The way the stage is organized in Mitchell’s Yellow Wallpaper is quite unusual: to the left in the front of the stage there is a ton-studio behind a glass wall, then there is a part of decoration (Anna’s room) where the action unfolds, right in the center there is a transparent box where the actress Ursina Lardi reads Anna’s diary, after that there is empty space that serves as home of the woman behind the wallpaper. The video editing system stands in the hall behind the audience. Filming crew works on the stage. They film the actors, the video is edited and then displayed in live mode on a large screen above the stage.

Director reinforced the motif of mental disorder and turned Yellow Wallpaper into a story of self-destructive madness, triggered by childbirth. A new life turns into a disgust for life. However, madness leads to an exit. A beautiful young woman from behind the wallpaper (Louise Wolfram) is not simply Anna’s alter ego, but also an angel savior with a hair dryer in hand standing by a bath filled with water. Death becomes a way to get rid of the dictate of the family and society: after freeing the imaginary woman, Anna finally becomes free herself, quitting the acting in a play imposed on her.

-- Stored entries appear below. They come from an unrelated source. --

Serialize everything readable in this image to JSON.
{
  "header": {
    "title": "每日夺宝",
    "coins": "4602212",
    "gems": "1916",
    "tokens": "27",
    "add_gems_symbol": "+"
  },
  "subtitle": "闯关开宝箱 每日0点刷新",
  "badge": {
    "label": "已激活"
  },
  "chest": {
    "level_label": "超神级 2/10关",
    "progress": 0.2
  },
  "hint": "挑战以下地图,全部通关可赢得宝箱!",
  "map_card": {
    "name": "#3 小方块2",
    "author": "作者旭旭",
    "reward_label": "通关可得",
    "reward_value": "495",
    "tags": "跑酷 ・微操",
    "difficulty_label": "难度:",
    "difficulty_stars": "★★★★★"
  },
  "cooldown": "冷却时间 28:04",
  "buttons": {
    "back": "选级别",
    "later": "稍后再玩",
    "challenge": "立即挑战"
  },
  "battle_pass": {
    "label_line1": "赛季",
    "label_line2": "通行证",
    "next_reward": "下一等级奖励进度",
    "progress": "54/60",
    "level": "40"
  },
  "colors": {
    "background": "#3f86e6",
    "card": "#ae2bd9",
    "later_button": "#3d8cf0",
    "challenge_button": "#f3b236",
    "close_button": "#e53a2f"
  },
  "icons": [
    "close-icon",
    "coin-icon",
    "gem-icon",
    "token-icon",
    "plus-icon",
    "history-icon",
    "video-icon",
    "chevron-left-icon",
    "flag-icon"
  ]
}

All actors do their best working with Mitchell. She is known for her long rehearsals, that’s how she gets actors to work to the fullest. This is German expressionist school of acting, which is characterized by contrast sharpening of actors’ psychophysics: this is the way both Judith Engel, who plays Anna, and Ursina Lardi, who only reads the text, but does it with a stunning impressionable effect, work on stage.

We see a performance as a film with close ups, unexpected fades, superimposed sound. The filming crew is always on the move, along with the actors who play without hardly any dialogue, we also see the assistant who bustles in the tone studio using the necessary tools, we see and hear Lardi, who reads an insane, both by content and complexity, monologue with phenomenal sense of rhythm and mood. The mechanism of creating a play presented in such open manner is a clear sign of the conditional, antipsychological theater of presentation – completely opposite to the abovementioned system of Stanislavsky, so honored by Mitchell. However, there is no contradiction in that.

Director uses the most advanced equipment for one purpose – to bring an actor as close to the audience as possible. In a paradoxical way Mitchell creates not simply a psychological, but a super psychological drama, where actors are on the verge of bursting and approach the audience in uncomfortable proximity. This is the theater of the third millennium. Theater that gets under your skin.